E’ sparita Marta Fascina? Circolano strane voci su di una presunta malattia: la poverina sarebbe depressa

Estratto dell’articolo di Fabrizio Roncone per il “Corriere della Sera”

Buona domenica, onorevole Marta Fascina: guardi che la stanno cercando. Chiedono: dov’è? Qualcuno lo sa dov’è? Soffiano da Forza Italia. Malvagi. Gonfi di veleno.

Era appena finita la festa dell’anniversario, venerdì pomeriggio, qui a Roma, all’Eur: ma la perfidia pretende rancore e talento.

[…] eccoli meschini e spietati, ossessionati dalla quasi vedova del Cavaliere, che gli fu quasi moglie. «Hai capito che Marta Fascina non s’è vista nemmeno stavolta?».

Capito, certo, vero: è sparita di nuovo. Un fantasma con i capelli biondo platino chiusi a chignon, il viso magro e pallido, biancastro, e un luttuoso tailleur nero: resta quest’immagine sfocata della sua ultima apparizione molto mediatica, il 7 novembre scorso, nell’aula di Montecitorio, dove mancava da nove mesi.

Con i fotografi che […] cercano di avvicinarla a colpi di zoom e i cronisti tutt’intorno quando poi esce in Transatlantico, nella vana speranza di riuscire a farle qualche domanda, intuendo che l’avrebbero rivista poche altre volte (racconta una fonte: «In commissione Difesa, dove ricopre pure il ruolo di segretaria, da quel giorno Marta sarà venuta, forse, una volta. E si tenga presente che, considerate tutte le guerre in corso tra Ucraina e Gaza, ci riuniamo almeno due volte alla settimana»).

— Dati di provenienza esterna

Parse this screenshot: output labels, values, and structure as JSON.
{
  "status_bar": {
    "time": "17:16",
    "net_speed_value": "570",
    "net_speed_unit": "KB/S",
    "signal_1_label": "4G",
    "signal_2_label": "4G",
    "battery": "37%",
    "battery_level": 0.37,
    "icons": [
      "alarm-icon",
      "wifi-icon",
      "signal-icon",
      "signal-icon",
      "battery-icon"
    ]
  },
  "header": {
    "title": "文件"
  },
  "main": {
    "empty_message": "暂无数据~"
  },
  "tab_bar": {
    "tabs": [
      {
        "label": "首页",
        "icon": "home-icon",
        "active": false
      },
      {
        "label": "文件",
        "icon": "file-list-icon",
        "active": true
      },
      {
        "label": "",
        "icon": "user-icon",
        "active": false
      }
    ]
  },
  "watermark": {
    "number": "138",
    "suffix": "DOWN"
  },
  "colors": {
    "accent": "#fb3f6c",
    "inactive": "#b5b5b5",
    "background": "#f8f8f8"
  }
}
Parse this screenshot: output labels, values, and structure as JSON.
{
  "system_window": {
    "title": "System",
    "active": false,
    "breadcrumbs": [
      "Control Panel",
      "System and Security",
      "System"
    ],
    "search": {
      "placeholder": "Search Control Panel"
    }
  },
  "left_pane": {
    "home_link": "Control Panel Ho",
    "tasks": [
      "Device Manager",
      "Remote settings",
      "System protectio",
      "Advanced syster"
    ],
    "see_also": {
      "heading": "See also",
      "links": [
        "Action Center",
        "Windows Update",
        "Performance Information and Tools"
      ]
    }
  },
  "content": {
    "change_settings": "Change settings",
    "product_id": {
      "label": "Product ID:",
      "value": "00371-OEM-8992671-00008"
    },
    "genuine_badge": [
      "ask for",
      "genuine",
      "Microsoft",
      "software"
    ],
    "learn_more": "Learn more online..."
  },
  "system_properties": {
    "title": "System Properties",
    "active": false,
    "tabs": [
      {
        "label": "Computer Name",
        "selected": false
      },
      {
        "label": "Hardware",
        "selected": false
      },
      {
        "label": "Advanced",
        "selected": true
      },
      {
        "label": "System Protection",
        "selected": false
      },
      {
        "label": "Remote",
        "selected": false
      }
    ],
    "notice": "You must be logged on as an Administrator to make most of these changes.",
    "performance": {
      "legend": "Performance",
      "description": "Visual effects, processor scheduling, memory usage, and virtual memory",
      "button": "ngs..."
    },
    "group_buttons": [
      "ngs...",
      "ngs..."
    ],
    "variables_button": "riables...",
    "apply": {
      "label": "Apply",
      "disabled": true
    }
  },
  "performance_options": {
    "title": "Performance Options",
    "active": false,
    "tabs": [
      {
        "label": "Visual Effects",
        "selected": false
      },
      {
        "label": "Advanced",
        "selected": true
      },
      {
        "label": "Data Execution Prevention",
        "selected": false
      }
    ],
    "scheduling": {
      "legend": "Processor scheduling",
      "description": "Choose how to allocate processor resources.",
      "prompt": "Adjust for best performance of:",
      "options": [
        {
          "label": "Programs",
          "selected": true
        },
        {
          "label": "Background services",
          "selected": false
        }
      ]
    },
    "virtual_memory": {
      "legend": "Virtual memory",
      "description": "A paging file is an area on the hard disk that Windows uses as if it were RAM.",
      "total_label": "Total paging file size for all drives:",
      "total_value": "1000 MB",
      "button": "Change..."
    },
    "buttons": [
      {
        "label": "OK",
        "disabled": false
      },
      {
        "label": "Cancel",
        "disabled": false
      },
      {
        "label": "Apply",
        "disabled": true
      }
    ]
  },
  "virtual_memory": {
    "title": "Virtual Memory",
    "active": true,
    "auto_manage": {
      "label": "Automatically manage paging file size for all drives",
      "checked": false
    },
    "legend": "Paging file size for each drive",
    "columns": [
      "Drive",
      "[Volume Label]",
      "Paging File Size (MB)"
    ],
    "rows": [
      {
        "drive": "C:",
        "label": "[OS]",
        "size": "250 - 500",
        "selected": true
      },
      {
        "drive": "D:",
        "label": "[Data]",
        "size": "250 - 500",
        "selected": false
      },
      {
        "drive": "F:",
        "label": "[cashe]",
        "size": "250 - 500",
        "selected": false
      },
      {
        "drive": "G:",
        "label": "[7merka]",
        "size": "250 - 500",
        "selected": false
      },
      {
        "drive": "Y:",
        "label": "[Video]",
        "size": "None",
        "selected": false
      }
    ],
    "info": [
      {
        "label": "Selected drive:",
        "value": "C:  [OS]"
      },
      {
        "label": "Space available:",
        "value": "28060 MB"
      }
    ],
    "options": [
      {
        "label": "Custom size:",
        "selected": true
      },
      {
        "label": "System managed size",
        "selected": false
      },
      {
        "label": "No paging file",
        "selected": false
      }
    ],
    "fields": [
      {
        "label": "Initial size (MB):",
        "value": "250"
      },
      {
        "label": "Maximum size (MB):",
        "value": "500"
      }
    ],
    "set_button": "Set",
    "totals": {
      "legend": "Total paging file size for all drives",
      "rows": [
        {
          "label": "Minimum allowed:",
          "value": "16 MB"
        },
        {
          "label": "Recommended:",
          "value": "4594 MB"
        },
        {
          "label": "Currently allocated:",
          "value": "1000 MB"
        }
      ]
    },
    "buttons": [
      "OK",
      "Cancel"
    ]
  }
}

La storia dell’assenza di quei lunghi nove mesi dai lavori parlamentari — tutti però regolarmente retribuiti con il sontuoso stipendio che conosciamo — è sempre stata raccontata in un miscuglio di bizzarro rispetto e pelosa comprensione. La verità è che a chiunque osasse sollevare il problema veniva ufficiosamente spiegato che Marta era impegnata «a seguire il tramonto politico e umano di Silvio». Doveva bastarci.

Ti guardavano storto: non va bene? Gli si faceva segno di sì, certo, ma s’ascoltava e non si prendevano appunti, nemmeno a rispondergli che a tutti noi, gente comune, è capitato di dover seguire il declino di un parente, e talvolta l’agonia, e tutti […] abbiamo comunque continuato a lavorare. E poi c’è da aggiungere che però proprio lui, il Cavaliere, anche nei giorni peggiori, è sempre stato il plastico e meraviglioso esempio […] di come si debba lavorare sempre, non si debba mai mollare, e infatti lo vedevamo arrivare esausto, barcollante, […] il sorriso deformato in un ghigno di fatica, ma era lì che veniva avanti orgoglioso e pieno di rabbiosa dignità tra i velluti rossi di Palazzo Madama.

[…] Ricostruire con precisione fatti e circostanze non è complicato. Dopo la morte del Cavaliere, l’onorevole Fascina rimane a Villa San Martino, tra putti dorati e lampadari sempre accesi come a Versailles.

I racconti fatti filtrare: vive immersa nel lutto, non riesce a immaginare la sua vita senza Silvio (che, intanto, le ha lasciato in eredità 100 milioni d’euro). Compare, di colpo, l’8 agosto allo stadio di Monza, Trofeo Berlusconi: rigida, un bacio sulla guancia di Pier Silvio, e poi via, di corsa. Un mese dopo spedisce una lettera ai giovani di FI riuniti a Gaeta: «Troppo forte il dolore per l’uomo che ho amato, non posso essere con voi».

Non va nemmeno a Paestum, dove è stato organizzato un evento per ricordare il Cavaliere. Fa sapere: piango sempre. A questo punto, Paolo Berlusconi sbotta: «Basta con le lacrime. Ho detto a Marta di trovare la forza per tornare in Parlamento… è un suo dovere!».

Mariarosaria Rossi, ex fedelissima del Cavaliere (detta, nei tremendi giorni dei Bunga Bunga, la «badante») usa uno spillo: «Può sempre dimettersi da deputata». Marta è piegata dal dolore, ma coglie una certa elettricità. Il primo novembre annuncia a Tommaso Labate: «Ho deciso: torno a Montecitorio».

Arriverà a Roma a bordo di un jet privato, con due segretari, due giganti di scorta e un dogsitter che tiene al guinzaglio due barboncini. Il Cavaliere adorava i barboncini (a questo punto, bisognerebbe parlare di Dudù e di Francesca Pascale, ma sarebbe un altro racconto).